Essa sofisticação vem de longe. No século 17, padre Antônio Vieira já atestava que a mesa belenense de sua época era um banquete sem igual de peixes moqueados, caças e frutas da estação apreciadas pelos colonizadores portugueses. A Belém gastronômica é um interessante caldeirão de misturas étnicas. A comida indígena paraense - única verdadeiramente brasileira, segundo o filósofo José Arthur Gianotti - tem sabores africanos, portugueses, alemães, japoneses, libaneses, sírios, judeus, ingleses, barbadianos, espanhóis, franceses e italianos. Os povos que chegaram a Belém se encantaram com a cozinha nativa e, aos poucos, foram incorporando ingredientes locais às receitas de além-mar.
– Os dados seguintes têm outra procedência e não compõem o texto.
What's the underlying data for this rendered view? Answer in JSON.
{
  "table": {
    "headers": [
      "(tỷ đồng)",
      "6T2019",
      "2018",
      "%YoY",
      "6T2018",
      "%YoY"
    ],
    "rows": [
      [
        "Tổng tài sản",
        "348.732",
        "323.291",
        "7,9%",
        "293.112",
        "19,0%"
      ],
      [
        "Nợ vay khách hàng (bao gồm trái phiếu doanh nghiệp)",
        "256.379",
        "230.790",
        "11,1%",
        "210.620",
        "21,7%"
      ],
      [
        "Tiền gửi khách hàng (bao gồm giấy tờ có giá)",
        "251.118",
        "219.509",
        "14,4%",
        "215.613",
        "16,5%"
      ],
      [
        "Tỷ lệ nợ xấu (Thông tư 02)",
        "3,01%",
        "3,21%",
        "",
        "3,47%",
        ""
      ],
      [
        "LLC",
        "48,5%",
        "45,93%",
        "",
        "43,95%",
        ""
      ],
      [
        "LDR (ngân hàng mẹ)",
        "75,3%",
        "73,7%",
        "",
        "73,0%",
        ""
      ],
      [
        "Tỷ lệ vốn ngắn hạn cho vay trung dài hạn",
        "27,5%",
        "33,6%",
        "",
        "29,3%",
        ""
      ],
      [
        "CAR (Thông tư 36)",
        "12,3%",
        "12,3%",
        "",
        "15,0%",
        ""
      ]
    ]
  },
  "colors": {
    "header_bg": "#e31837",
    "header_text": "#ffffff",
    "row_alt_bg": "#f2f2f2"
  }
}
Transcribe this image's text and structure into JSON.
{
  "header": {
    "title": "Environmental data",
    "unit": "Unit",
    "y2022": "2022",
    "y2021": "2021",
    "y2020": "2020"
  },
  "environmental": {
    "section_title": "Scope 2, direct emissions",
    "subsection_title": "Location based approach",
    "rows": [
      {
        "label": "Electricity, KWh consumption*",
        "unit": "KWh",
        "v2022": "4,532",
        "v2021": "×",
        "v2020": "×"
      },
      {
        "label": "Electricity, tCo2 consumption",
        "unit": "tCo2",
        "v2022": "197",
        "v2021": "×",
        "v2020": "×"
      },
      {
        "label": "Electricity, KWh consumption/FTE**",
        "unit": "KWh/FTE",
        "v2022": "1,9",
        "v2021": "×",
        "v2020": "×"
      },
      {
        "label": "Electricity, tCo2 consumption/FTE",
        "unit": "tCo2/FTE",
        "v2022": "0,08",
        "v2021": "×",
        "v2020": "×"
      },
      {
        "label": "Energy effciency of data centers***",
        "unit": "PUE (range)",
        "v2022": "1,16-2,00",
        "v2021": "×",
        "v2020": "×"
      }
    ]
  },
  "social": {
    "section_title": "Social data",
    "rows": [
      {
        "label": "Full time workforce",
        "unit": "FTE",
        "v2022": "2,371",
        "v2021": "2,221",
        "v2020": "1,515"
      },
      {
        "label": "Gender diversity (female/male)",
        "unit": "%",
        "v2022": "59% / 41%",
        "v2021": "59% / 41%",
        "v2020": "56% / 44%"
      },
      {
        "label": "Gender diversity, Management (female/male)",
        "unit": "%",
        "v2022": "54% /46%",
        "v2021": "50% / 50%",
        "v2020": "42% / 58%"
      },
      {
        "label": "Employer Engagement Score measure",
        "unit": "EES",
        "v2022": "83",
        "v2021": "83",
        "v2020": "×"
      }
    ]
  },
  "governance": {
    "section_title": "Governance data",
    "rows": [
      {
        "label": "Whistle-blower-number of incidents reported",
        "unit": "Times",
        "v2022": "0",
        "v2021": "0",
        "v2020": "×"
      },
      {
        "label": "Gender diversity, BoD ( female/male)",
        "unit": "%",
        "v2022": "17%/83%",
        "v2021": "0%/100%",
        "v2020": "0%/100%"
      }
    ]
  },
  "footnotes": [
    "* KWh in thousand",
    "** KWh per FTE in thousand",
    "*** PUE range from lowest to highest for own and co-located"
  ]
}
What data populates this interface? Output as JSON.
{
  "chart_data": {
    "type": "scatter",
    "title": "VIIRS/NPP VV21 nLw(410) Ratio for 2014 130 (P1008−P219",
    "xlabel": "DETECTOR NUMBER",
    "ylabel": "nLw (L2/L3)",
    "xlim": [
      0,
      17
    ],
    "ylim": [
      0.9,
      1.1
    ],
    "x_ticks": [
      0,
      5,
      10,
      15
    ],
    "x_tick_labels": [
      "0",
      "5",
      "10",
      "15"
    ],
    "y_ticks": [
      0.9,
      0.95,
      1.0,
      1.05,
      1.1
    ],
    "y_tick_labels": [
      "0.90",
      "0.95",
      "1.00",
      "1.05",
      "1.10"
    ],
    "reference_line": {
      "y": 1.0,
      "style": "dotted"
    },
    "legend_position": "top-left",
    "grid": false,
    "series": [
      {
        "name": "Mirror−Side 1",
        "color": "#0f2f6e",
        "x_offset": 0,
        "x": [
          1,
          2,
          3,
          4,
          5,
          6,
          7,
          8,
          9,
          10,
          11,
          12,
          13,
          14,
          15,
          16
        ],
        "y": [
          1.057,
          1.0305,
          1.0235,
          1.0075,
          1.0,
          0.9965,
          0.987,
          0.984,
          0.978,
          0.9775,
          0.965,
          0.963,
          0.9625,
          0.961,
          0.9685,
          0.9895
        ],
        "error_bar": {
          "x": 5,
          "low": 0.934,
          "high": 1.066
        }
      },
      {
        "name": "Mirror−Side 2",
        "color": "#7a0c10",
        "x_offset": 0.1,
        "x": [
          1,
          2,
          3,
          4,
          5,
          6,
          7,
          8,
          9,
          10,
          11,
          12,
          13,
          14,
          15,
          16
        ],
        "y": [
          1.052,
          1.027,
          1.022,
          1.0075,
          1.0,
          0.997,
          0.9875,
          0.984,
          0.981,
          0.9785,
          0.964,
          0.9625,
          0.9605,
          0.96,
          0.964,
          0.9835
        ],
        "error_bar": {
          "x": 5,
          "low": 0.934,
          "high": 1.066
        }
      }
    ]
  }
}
Os judeus marroquinos ficaram maravilhados com a quantidade de peixes com escamas do Rio Guamá. Por certo, riscaram do cardápio o filé de filhote (peixe de couro, popularíssimo na região) por causa de suas restrições alimentares, mas em Santarém celebravam a Páscoa com macaxeira frita ou cozida, cuscuz, tapioquinha, bolo de tapioca e pupunha com doce de cupuaçu. Libaneses e sírios formam até hoje uma importante colônia e, pouco depois de surgirem rio adentro, no fim do século 19, como mascates fluviais nas páginas de um romance de Milton Hatoum, trocaram o pistache e a tâmara pela castanha-do-pará na receita de seus famosos doces folhados.

Africanos remanescentes dos quilombos popularizaram o gergelim nos doces e as múltiplas pimentas (murupi, camapu, olho-de-peixe, cajurana). A maniçoba que me foi servida pelas cuidadosas mãos do Alcides no melhor restaurante da cidade, o Lá em Casa (Rua Dom Pedro I, 546, 91/3242-4222; Cc: A, D, M, V; Cd: M, R, V), do chef Paulo Martins, é um exemplo defi nitivo do casamento perfeito entre as raízes das cozinhas indígena e africana. Os índios, óbvio, são mestres ancestrais no preparo de mandioca, caldeiradas, peixes (piranha, pirarucu, surubim, tucunaré, tambaqui), folhas (maniva, chicória, alfavaca) e frutas (bacuri, ingá, guaraná, açaí, ginja, biriba - que dão deliciosos sorvetes). No Restô do Parque (Avenida Magalhães Barata, 830, 91/3229-8000; Cc: A, D, M, V; Cd: M, R, V), algumas dessas receitas regionais são servidas no bufê. Já no Boteco das Onze (Praça Frei Caetano Brandão, 91/3224-8599; Cc: D, M, V; Cd: M, R, V), elas podem ser saboreadas num clima intimista de luz baixa e música suave. E, na Sorveteria Cairu (são dez unidades na cidade, mas as principais ficam na Travessa 14 de Março, 1570, 91/3242-2749, na Travessa Dom Romualdo de Seixas, 1139, 91/3241-1602, e no Boulevard Castilhos França, Estação das Docas, 91/3212-5595), você encontra os melhores sabores - açaí e tapioca são os mais vendidos.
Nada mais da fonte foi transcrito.